Berlin. . Spitzensteuer rauf, Bürgerversicherung für alle, mehr Europa und Solidarität: Die SPD stellt sich neu auf. Erklärtes Ziel der Arbeiterpartei ist die rot-grüne Koalition.
Die SPD will wieder an die Macht im Bund. Auf dem Parteitag in Berlin steckte sie den Kurs dafür ab.
Die Botschaft
Die SPD hat sich nach dem Wahldebakel 2009 neu ausgerichtet und will mit einem „Mitte-Links-Kurs“ nach der nächsten Bundestagswahl in die Regierung einziehen. Der Parteitag spiegelte echte Zuversicht wider und eine lange nicht gekannte Geschlossenheit – die hielt aber nur, weil ein Streit zur Rente einfach vertagt wurde.
Der Kanzlerkandidat
Die K-Frage wurde nicht beantwortet. Von den drei potenziellen Kandidaten hatte Parteichef Sigmar Gabriel den besten Auftritt mit einer bejubelten Rede – das lag auch am Parteitags-Drehbuch, das ihm die Hauptrolle zuwies.

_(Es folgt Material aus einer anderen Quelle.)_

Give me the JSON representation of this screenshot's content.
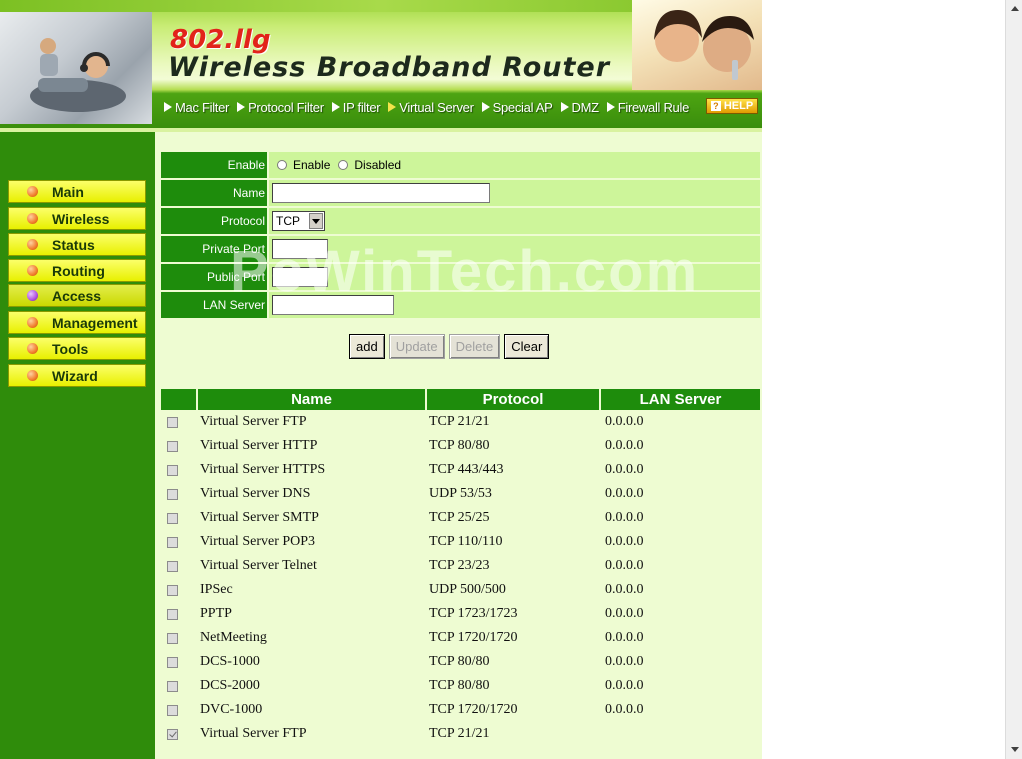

Doch der beste Parteitagsredner ist nicht zwangsläufig der beste Kandidat. Gabriel hat aber demonstriert, dass er die Fäden in der Hand behalten will. Frank-Walter Steinmeier und Peer Steinbrück hatten glanzlosere Auftritte, Steinbrück bekam sogar einen Dämpfer. Auf der Bühne bemühte sich die Troika um Harmonie. Dass mit Hannelore Kraft eine vierte potenzielle Kandidatin auf den Plan tritt, galt als unwahrscheinlich.
Personelle Aufstellung
Gabriel sitzt als Vorsitzender so fest im Sattel wie schon lange kein SPD-Chef mehr. Seine Position könnte sich aber im nächsten Jahr ändern, wenn Steinmeier oder Steinbrück als Kanzlerkandidaten antreten sollten – dann sind Konflikte möglich. Parteivize Kraft wird als Überraschungssiegerin eine größere Rolle in der Bundes-SPD spielen. Ein Integrationssignal setzte die SPD, indem sie die türkischstämmige Aydan Özoguz zur Parteivize wählte. Die Parteispitze wurde gestrafft, die Mitglieder erhalten mehr Mitbestimmungsrechte.
Der Kurs
Die SPD will sich für die Wahl 2013 als verlässliche Kraft mit regierungstauglichem Programm positionieren. Erklärtes Ziel ist eine rot-grüne Koalition, die Option einer Großen Koalition wird in die Strategie einbezogen. In wichtigen Themenfeldern ist die SPD etwas nach links gerückt – etwa in der Steuerpolitik. Die Parteispitze erklärt das damit, dass auch die Gesellschaft nach links gerückt sei. Der linke Flügel hat zwar keine prominente Führungsfigur, aber deutlich Einfluss . Auf dem Konvent musste er sich aber mit Kompromissen zufrieden geben: Es gelang der Parteilinken nicht, die SPD auf die Festschreibung des heutigen Rentenniveaus zu verpflichten. Statt der Rücknahme der Rentenreform beschloss der Parteitag die Einsetzung einer Kommission, die den Streit schlichten soll.
Der Spitzensteuersatz
Die SPD will den Spitzensteuersatz bei der Einkommensteuer von 42 auf 49 Prozent erhöhen. Der höhere Tarif soll aber erst ab Einkommen von 100 000 Euro greifen, bisher sind es 53 000 Euro. Kapitalanleger sollen auf ihre Zinsen eine Abgeltungssteuer von 32 statt 25 Prozent zahlen. Damit und mit Änderungen etwa bei der Erbschaftsteuer oder einer Börsenumsatzsteuer will die SPD vor allem Gutverdiener und Vermögende mit über 20 Milliarden Euro Steuern zusätzlich belasten. Die Einnahmen und Einsparungen durch Subventionsabbau sollen in Bildung, Schuldenabbau und an die Kommunen fließen. Die Linke ließ ihre Forderung nach einer zusätzlichen Reichensteuer fallen. Als Kompromiss wird geprüft, ob Kapitalerträge wieder dem individuellen Steuersatz unterliegen sollen.
Weitere Beschlüsse
Mit der Bürgerversicherung will die SPD die unterschiedliche Versorgung von gesetzlich und privat Versicherten beenden. Die SPD plädiert erstmals für eine weit reichende direkte Bürgerbeteiligung bei wichtigen Sachfragen. Sie will „mehr Europa“ und Solidarität mit den Schuldenstaaten.